Home stays in Jhadol

    Written By Olivia

    Namaste! This is Olivia, it’s my turn to write the blog for this week, and to tell you about our most recent adventures in beautiful India!
    So, after our classes ended in diversely magical and superbly creative Jaipur, we found ourselves headed with Rishi-Ji and Kiran-Ji onto another train, this time headed to Udaipur and the Jhadol desert village. We tried our best to sleep on the (key word being “tried”) train, after some confusion that Rishi-Ji helped us sort out with seat changes. He handles situations so masterfully and with such a calm air, it’s amazing! I hope to have an ounce of his nonchalance someday. We made it from a lovely short morning in Udaipur to our loooong fancy bus (we each had our own row???) and two hour bus ride through the desert!

    We spent the last four days partially at an educational NGO in the desert and partially at beautiful home stays in an Adivasi village about a five minute walk through the sand. My feet were perpetually covered in dust, and then after trying to wash my feet I realized they weren’t actually (that) dirty, only tan from the sun and our outside adventures. Our home stay parents in the village were amazing. None of us could communicate too clearly through our language barriers, but we communicated through laughter and smiles. Amiah, Kari, and Charlotte stayed with the village head (Amiah was ill for the first day, but made it through sheer will-power to stay with her family the next day, and farm with us!). Georgia and Owen stayed with their mom Leelah-bhai, and Zevi and I with Nakkia-bhai and Debbie-lal, though Debbie-lal was out of town working on setting up tents for events. All of our parents were very kind, and welcomed us warmly.

    On the first day we woke up in the morning at around 6 am, we could see the sun rising in the desert and the slow creep of it along the sands and over the hills was inspiring and glorious. Zevi and I woke up and helped our little sister Leelah do dishes, and sweep our mothers house after being woken up by her with small forehead taps and a quiet “Chai?” question (the answer is always yes). After waking and moving around for a while, the group all met at the village head’s house where we ate breakfast, and drank even more morning chai. Afterwards we were lead into the local village school to help serve breakfast, but instead found ourselves teaching an impromptu class! (Charlotte, Owen, and Zevi came through very well with their teaching skills here, and our memory of “head, shoulders, knees, and toes” worked in our favor) Then we found our way back to take naps since no one does anything in the high heat of the desert besides conserve energy for the cooler evening. After naps and lunch we spent two hours “teaching”(playing games) with the girls in the all girl school, it was informative and fun for all of us as we traded songs and games, then went back home to spend the evening with our family and sleep on our mattresses under the stars.

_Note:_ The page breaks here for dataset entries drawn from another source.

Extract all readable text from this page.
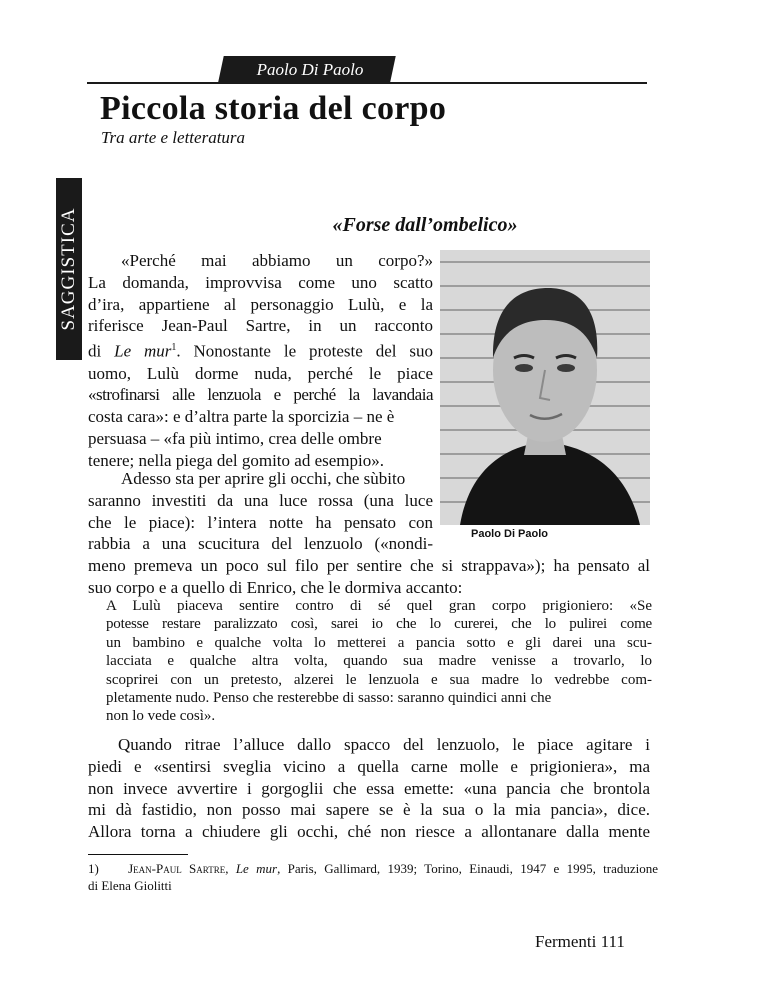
Paolo Di Paolo
SAGGISTICA
Piccola storia del corpo
Tra arte e letteratura
«Forse dall’ombelico»
Paolo Di Paolo
«Perché mai abbiamo un corpo?»
La domanda, improvvisa come uno scatto
d’ira, appartiene al personaggio Lulù, e la
riferisce Jean-Paul Sartre, in un racconto
di Le mur$^1$. Nonostante le proteste del suo
uomo, Lulù dorme nuda, perché le piace
«strofinarsi alle lenzuola e perché la lavandaia
costa cara»: e d’altra parte la sporcizia – ne è
persuasa – «fa più intimo, crea delle ombre
tenere; nella piega del gomito ad esempio».
Adesso sta per aprire gli occhi, che sùbito
saranno investiti da una luce rossa (una luce
che le piace): l’intera notte ha pensato con
rabbia a una scucitura del lenzuolo («nondi-
meno premeva un poco sul filo per sentire che si strappava»); ha pensato al
suo corpo e a quello di Enrico, che le dormiva accanto:
A Lulù piaceva sentire contro di sé quel gran corpo prigioniero: «Se
potesse restare paralizzato così, sarei io che lo curerei, che lo pulirei come
un bambino e qualche volta lo metterei a pancia sotto e gli darei una scu-
lacciata e qualche altra volta, quando sua madre venisse a trovarlo, lo
scoprirei con un pretesto, alzerei le lenzuola e sua madre lo vedrebbe com-
pletamente nudo. Penso che resterebbe di sasso: saranno quindici anni che
non lo vede così».
Quando ritrae l’alluce dallo spacco del lenzuolo, le piace agitare i
piedi e «sentirsi sveglia vicino a quella carne molle e prigioniera», ma
non invece avvertire i gorgoglii che essa emette: «una pancia che brontola
mi dà fastidio, non posso mai sapere se è la sua o la mia pancia», dice.
Allora torna a chiudere gli occhi, ché non riesce a allontanare dalla mente
1) Jean-Paul Sartre, Le mur, Paris, Gallimard, 1939; Torino, Einaudi, 1947 e 1995, traduzione
di Elena Giolitti
Fermenti 111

    On Wednesday we spent the morning farming after we had our breakfast of aloo pakora at the village heads house. We all learned how to sow a field with onions as we sang ridiculous songs and took copious water breaks under the slowly growing heat of the sun. Then we spent some time resting with a short market break for cool drinks and treats, and found our way into our second day of teaching the girls after naps in the all girls school that Rebecca, Adam, Rishi-ji, and Kiran-ji were staying at. We played heads-up 7-up, sang songs, played a game called lion and goat that left all of us out of breath, and just enjoyed each others overly exuberant interactions all together.

    As we made it into our first night in a Mustache hotel in Udaipur, I asked everyone how they would describe these stays in a encompassing word and besides dusty (very real in the desert) I got these lovely responses: Kari said this experience was life-changing for her, Zevi said it was intriguing learning about a new way of living, Georgia felt that it was eye-opening for much the same reasons, Amiah said it was mind-bending, Charlotte felt that it was bittersweet with both positive experiences and connection but also the realizations of how much suffering there is, Owen felt that it was enlightening, and for me it was one of the most fulfilling experiences that I’ve had in my life’s adventure as of yet!

    We were sad to leave, but look forward to our next few days learning about sustainability and art in Udaipur! We’re all grateful for the experiences and lives we’ve had the chance to be a part of, and are looking forward to our next adventures! You’ll hear from us again soon!

     

    Owen and Olivia playing lion and goat with the girls at the school.

     

    Candid of a happy, healthy Amiah!

     

    Adam in Dada-Ji’s outfit as him and Charlotte study Hindi for the future.

     

    Charlotte, Owen, and Kari taking a much needed rest at the market.
    Adam enlightening us about future travels and working abroad.

     

    Zevi’s fresh wake-up “I’m ready for chai” face.

     

    Nakkia-bhai, Shiva, and Pooja at home with the fire fon or chai in the background.

     

    Kari, Rishi-Ji (in the back) and Olivia taking selfies with the girls.